Indeed, except for a minor quadratic shape to the residuals of variable AT (which we will ignore here), the residuals look random, without any systematic feature apparent that might indicate that our linear model is not appropriate for this data. 

We also check that the variance of the residuals is normally distributed by plotting a histogram or a QQ plot of the residuals, as shown below.

In [None]:
plt.hist(residuals, bins=40, alpha=0.5)
plt.title("Histogram of the residuals", weight="bold");

In [None]:
scipy.stats.probplot(residuals, dist=scipy.stats.norm, plot=plt.figure().add_subplot(111));

## Calculate accuracy

You can calculate this accuracy of this model by calling the `score` function.

In [None]:
print("Accuracy on training set:", linear_model.score(X_train, Y_train))

In [None]:
print("Accuracy on test set:", linear_model.score(X_test, Y_test))

# Gradient Descent
Scikit-learn has a gradient descent regression model [sklearn.linear_model.SGDRegressor](https://scikit-learn.org/stable/modules/generated/sklearn.linear_model.SGDRegressor.html#examples-using-sklearn-linear-model-sgdregressor).  Like your previous implementation of gradient descent, this model performs best with normalized inputs. [sklearn.preprocessing.StandardScaler](https://scikit-learn.org/stable/modules/generated/sklearn.preprocessing.StandardScaler.html#sklearn.preprocessing.StandardScaler) will perform z-score normalization as in a previous lab. Here it is referred to as 'standard score'.

In [None]:
from sklearn.linear_model import SGDRegressor
from sklearn.preprocessing import StandardScaler

### Scale/normalize the training data

In [None]:
scaler = StandardScaler()
X_norm = scaler.fit_transform(X_train)
print(f"Peak to Peak range by column in Raw        X:{numpy.ptp(X_train,axis=0)}")   
print(f"Peak to Peak range by column in Normalized X:{numpy.ptp(X_norm,axis=0)}")

scaler = StandardScaler()
X_norm = scaler.fit_transform(X_train)
print(f"Peak to Peak range by column in Raw        X:{np.ptp(X_train,axis=0)}")   
print(f"Peak to Peak range by column in Normalized X:{np.ptp(X_norm,axis=0)}")

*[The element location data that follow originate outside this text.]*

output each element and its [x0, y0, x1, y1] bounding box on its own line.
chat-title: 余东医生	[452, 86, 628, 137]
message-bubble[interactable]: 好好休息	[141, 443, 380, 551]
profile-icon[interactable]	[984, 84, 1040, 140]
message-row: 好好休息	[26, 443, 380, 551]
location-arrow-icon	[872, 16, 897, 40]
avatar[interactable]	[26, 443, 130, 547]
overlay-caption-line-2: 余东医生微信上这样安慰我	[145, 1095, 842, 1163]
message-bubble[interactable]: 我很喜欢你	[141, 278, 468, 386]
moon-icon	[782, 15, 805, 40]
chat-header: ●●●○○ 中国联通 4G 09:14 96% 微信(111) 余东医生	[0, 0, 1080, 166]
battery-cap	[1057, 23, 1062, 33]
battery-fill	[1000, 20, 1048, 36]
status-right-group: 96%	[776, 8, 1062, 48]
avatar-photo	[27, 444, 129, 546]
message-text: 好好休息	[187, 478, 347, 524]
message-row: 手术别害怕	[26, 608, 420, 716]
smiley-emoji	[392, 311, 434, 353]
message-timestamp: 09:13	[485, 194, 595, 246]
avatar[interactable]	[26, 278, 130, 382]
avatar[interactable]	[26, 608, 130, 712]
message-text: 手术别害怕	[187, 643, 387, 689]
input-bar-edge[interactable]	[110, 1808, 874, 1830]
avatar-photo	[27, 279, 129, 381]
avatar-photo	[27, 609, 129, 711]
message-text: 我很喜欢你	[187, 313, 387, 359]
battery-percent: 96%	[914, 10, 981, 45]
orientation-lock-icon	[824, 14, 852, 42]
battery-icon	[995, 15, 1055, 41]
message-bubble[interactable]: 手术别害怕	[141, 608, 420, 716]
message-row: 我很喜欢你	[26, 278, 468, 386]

### Create and fit the regression model

In [None]:
sgdr = SGDRegressor(max_iter=1000)
sgdr.fit(X_norm, Y_train)
print(sgdr)
print(f"number of iterations completed: {sgdr.n_iter_}, number of weight updates: {sgdr.t_}")

### View parameters
Note, the parameters are associated with the *normalized* input data. The fit parameters are very close to those found in the previous lab with this data.

In [None]:
b_norm = sgdr.intercept_
w_norm = sgdr.coef_
print(f"model parameters:                   w: {w_norm}, b:{b_norm}")

### Make predictions
Predict the targets of the training data. Use both the `predict` routine and compute using $w$ and $b$.

In [None]:
# make a prediction using sgdr.predict()
y_pred_sgd = sgdr.predict(X_norm)
# make a prediction using w,b. 
y_pred = numpy.dot(X_norm, w_norm) + b_norm  
print(f"prediction using np.dot() and sgdr.predict match: {(y_pred == y_pred_sgd).all()}")

print(f"Prediction on training set:\n{y_pred[:4]}" )
print(f"Target values \n{Y_train[:4]}")

### Plot Results
Let's plot the predictions versus the target values.

In [None]:
# plot predictions and targets vs original features 
dlc = dict(dlblue = '#0096ff', dlorange = '#FF9300', dldarkred='#C00000', dlmagenta='#FF40FF', dlpurple='#7030A0')
fig,ax=plt.subplots(1,4,figsize=(12,3),sharey=True)
for i in range(len(ax)):
    ax[i].scatter(X_train[:,i],Y_train, label = 'target')
    ax[i].set_xlabel(X_features[i])
    ax[i].scatter(X_train[:,i],y_pred,color=dlc["dlorange"], label = 'predict')
ax[0].set_ylabel("PE"); ax[0].legend();
fig.suptitle("target versus prediction using z-score normalized model")
plt.show()

## Goodness of fit

In [None]:
import statsmodels.formula.api as smf

#fit linear regression model
model = smf.ols(formula="PE ~ AT + V + AP + RH", data=dataset).fit()

#view model summary
print(model.summary())

The $R^2$ for this model is 0.929, which means that it explains roughly 93% of the variance of the output power. Interpretation of this number is dependent on the application (for instance, models used to understand health effects tend to have lower $R^2$ values than those used for physical models), but is quite satisfactory for this application.